Le cinéma me donne envie de récolter des histoires et de les raconter. Ce qui m’intéresse de comprendre, c’est la raison pour laquelle aller au cinéma reste la pratique culturelle favorite des français en dépit de toutes les possibilités nouvelles de découvrir les films. La recherche est collective : l’enjeu est de partir d’idées reçues, celles auxquelles j’ai pu me confronter par exemple, pour les étudier et en révéler les fondements et les limites. Et si j’insiste autant sur la nécessité du micro-trottoir dans cette série, c’est parce que je suis persuadé que tous les avis sont au final éclairants.
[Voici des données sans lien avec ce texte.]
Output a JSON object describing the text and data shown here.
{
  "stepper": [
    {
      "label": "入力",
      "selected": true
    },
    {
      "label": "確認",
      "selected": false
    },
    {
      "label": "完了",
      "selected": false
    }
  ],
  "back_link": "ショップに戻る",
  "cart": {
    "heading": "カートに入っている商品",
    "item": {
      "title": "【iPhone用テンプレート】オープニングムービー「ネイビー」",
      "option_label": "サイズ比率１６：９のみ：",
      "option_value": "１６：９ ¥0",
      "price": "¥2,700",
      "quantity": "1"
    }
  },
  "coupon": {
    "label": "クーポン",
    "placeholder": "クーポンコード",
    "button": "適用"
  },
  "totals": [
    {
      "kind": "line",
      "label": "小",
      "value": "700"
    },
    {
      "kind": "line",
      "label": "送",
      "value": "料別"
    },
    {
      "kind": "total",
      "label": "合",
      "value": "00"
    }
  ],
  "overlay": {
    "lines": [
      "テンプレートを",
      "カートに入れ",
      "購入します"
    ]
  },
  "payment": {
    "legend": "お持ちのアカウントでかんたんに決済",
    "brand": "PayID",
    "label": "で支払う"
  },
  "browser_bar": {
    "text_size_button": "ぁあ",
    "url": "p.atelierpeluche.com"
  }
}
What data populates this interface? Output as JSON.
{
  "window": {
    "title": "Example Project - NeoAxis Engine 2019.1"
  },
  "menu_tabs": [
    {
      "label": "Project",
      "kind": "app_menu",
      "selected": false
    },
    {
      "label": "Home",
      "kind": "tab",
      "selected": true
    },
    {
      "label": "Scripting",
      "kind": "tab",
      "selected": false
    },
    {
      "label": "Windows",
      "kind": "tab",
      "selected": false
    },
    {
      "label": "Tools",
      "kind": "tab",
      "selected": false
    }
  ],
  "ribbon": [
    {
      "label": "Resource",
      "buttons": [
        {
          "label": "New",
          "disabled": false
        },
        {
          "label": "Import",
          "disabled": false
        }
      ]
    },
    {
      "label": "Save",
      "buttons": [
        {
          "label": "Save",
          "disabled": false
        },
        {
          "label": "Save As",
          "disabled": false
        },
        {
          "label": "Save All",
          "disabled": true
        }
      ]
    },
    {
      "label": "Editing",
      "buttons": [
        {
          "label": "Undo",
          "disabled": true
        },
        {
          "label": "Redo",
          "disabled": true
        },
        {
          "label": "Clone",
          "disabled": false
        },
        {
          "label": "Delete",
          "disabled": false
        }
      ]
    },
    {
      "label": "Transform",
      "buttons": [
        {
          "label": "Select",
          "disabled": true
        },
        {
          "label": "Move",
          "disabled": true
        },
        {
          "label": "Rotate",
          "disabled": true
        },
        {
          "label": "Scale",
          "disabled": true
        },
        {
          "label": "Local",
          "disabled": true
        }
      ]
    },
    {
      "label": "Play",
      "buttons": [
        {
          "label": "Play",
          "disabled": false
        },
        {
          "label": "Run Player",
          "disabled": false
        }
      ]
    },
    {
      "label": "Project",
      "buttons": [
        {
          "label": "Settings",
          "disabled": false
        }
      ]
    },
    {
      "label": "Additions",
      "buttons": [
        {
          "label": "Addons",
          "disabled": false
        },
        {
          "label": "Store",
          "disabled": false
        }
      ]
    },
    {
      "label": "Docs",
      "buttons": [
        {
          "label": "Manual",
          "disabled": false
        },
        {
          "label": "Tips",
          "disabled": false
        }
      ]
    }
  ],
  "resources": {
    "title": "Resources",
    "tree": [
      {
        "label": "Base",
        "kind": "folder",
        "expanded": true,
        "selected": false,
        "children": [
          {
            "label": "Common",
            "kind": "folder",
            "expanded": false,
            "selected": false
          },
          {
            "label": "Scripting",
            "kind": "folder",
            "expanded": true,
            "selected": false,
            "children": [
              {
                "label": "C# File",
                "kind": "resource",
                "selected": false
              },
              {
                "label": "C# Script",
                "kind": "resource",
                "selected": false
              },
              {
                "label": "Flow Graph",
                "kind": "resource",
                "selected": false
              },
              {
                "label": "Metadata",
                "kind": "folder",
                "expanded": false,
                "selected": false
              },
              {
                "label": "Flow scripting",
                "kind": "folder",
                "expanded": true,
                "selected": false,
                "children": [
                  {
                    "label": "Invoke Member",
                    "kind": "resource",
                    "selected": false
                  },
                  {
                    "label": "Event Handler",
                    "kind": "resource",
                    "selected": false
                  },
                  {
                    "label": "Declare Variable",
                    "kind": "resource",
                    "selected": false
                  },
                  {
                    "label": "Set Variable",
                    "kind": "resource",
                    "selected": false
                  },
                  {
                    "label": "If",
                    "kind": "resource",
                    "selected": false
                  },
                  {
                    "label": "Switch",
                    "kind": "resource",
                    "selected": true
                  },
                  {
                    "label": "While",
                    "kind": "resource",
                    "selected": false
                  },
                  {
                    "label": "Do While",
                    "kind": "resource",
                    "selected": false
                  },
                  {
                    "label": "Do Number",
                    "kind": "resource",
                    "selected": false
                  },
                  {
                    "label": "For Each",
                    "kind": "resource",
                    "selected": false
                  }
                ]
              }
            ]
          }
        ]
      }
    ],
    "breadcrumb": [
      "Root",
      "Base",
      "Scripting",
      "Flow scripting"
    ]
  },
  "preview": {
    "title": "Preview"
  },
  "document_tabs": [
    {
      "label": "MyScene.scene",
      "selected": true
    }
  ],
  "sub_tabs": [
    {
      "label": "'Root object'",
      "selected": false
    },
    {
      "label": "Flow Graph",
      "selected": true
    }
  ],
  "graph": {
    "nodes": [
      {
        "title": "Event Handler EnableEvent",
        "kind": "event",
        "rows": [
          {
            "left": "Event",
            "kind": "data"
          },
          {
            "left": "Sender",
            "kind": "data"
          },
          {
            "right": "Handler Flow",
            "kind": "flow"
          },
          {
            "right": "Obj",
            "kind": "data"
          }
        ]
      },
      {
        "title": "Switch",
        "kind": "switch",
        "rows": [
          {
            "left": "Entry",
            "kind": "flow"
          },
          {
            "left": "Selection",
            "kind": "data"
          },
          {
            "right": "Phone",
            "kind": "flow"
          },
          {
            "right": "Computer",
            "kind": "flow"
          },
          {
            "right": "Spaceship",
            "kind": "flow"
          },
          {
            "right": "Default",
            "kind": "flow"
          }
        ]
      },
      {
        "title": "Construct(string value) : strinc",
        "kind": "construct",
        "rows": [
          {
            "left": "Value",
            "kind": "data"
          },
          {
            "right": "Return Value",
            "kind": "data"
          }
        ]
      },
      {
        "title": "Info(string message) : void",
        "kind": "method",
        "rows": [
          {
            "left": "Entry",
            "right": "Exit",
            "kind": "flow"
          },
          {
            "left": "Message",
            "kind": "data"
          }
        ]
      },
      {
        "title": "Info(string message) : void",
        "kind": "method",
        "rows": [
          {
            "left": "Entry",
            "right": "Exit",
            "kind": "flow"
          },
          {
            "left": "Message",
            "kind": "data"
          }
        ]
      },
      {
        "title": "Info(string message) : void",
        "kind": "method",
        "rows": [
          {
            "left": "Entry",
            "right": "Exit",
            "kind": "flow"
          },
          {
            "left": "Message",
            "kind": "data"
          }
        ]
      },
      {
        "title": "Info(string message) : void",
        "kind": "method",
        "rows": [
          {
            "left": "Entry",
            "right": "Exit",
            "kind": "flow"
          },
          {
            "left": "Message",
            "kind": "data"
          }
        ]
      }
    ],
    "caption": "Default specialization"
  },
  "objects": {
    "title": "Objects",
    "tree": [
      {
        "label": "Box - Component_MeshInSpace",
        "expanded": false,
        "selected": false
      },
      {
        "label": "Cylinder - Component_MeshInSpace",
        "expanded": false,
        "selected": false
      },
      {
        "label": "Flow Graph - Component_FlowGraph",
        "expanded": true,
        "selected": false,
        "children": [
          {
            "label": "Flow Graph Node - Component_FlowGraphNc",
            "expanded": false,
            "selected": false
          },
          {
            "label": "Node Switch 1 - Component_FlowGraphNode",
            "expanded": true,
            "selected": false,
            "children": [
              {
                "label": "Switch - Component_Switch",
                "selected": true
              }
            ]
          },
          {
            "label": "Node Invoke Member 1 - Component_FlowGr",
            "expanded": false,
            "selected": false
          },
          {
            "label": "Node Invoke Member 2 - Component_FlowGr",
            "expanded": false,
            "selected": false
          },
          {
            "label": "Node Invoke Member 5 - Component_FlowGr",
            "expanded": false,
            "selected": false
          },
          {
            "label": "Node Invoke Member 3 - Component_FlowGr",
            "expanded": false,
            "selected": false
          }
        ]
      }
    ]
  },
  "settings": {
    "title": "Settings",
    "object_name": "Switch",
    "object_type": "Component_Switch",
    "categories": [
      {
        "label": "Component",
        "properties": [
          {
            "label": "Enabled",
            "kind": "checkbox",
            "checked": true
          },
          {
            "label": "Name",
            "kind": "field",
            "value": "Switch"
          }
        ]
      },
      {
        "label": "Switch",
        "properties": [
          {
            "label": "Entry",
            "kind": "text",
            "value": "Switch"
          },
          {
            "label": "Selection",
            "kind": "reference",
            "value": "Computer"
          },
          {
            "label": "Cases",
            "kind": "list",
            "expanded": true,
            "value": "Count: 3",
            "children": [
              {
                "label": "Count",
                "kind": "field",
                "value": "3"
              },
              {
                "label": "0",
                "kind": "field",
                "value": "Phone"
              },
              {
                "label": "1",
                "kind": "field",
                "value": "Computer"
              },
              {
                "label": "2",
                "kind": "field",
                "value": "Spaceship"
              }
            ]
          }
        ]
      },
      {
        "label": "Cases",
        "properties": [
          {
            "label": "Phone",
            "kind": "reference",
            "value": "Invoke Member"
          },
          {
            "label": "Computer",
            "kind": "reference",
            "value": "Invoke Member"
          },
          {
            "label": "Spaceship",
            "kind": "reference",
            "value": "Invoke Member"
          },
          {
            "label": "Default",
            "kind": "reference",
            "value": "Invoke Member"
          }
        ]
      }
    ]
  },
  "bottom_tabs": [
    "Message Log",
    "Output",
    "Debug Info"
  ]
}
Je suis un passionné sans limites, certes gauche, car je joue un peu à l’idiot; pourtant, j’aime faire progressivement évoluer le traitement de mon questionnement, d’où ce désir de procéder crescendo allant vers des individus susceptibles d’être de plus en plus documentés sur ma problématique. Cette structure me semble la plus pertinente : partir de la parole d’une personne rencontrée au hasard d’une errance et glisser vers celle d’acteurs du milieu cinématographique, artistique ou culturel, laissant ainsi au spectateur la liberté de faire son propre montage.
Je propose une série d’errances et de rencontres, j’ai comme ambition de capter ces rencontres et ce qu’elles révèlent de la vie. Ma recherche, de prime abord cinéphilique, n’est finalement qu’un prétexte pour filmer l’existence. Des errances donc, sur les chemins du cinéma, des chemins que je souhaite suivre et ce, tel un artisan, en me tenant à distance des conventions pour mieux jouer avec elles.